Bug 2030821

Summary: cluster-image-registry-operator image-pruner Job sometimes fails in single node clusters
Product: OpenShift Container Platform Reporter: Omer Tuchfeld <otuchfel>
Component: Image RegistryAssignee: Oleg Bulatov <obulatov>
Status: CLOSED DUPLICATE QA Contact: XiuJuan Wang <xiuwang>
Severity: unspecified Docs Contact:
Priority: unspecified    
Version: 4.9CC: aos-bugs
Target Milestone: ---   
Target Release: ---   
Hardware: Unspecified   
OS: Unspecified   
Whiteboard:
Fixed In Version: Doc Type: If docs needed, set a value
Doc Text:
Story Points: ---
Clone Of: Environment:
Last Closed: 2021-12-14 19:15:20 UTC Type: Bug
Regression: --- Mount Type: ---
Documentation: --- CRM:
Verified Versions: Category: ---
oVirt Team: --- RHEL 7.3 requirements from Atomic Host:
Cloudforms Team: --- Target Upstream Version:
Embargoed:

Description Omer Tuchfeld 2021-12-09 19:24:22 UTC
Description of problem:
The image-pruner Job created in the openshift-image-registry namespace by the cluster-image-registry-operator sometimes fails during the periodic single-node conformance tests jobs

Version-Release number of selected component (if applicable):
So far observed during 4.9 nightly periodics but seems like it could also happen on 4.10

How reproducible:
See [2] [3] [4]

Steps to Reproduce:
See linked jobs

Actual results:
The job fails and the operator becomes degraded

Expected results:
The job should not fail / keep retrying so the operator will stop being degraded

Additional info:
It seems [1] the job has a backoff limit of 0 (according to the commit message which changed that, it was done in order to preserve logs). As a result, it tries only once, and if some issue occurs it causes the operator to be forever degraded.

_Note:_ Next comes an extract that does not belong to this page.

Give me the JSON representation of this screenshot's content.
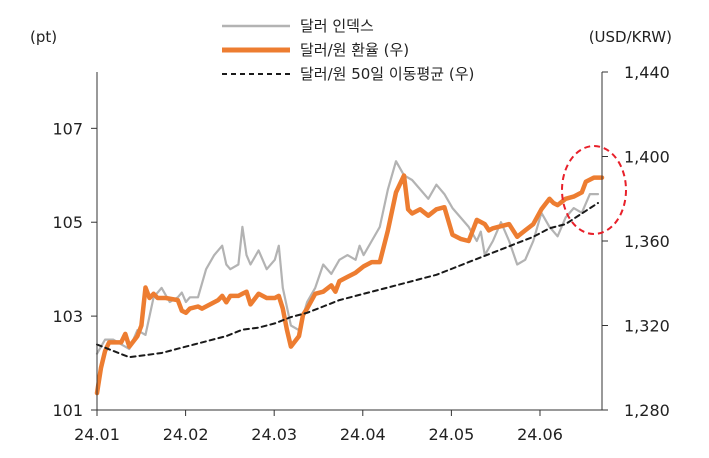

I'm not sure about the exact circumstances that cause the job to fail, and why they happen on single-node clusters specifically (and those circumstances, whatever they may be, probably deserve their own separate ticket), but I would expect the Job to keep retrying even after failures - either by removing the backoff limit or having the operator re-create the job if it fails.

[1] https://github.com/openshift/cluster-image-registry-operator/blob/017bc0949bb6d5e57f3a31f4ab1d4f5213584d5c/pkg/resource/prunercronjob.go#L106

[2] https://prow.ci.openshift.org/view/gs/origin-ci-test/logs/periodic-ci-openshift-release-master-nightly-4.9-e2e-aws-single-node/1467640520682508288

[3] https://prow.ci.openshift.org/view/gs/origin-ci-test/logs/periodic-ci-openshift-release-master-nightly-4.9-e2e-aws-single-node-serial/1467278119713902592

[4] https://prow.ci.openshift.org/view/gs/origin-ci-test/logs/periodic-ci-openshift-release-master-nightly-4.9-e2e-aws-single-node/1467278118946344960

Comment 1 Oleg Bulatov 2021-12-14 19:15:20 UTC

*** This bug has been marked as a duplicate of bug 1990125 ***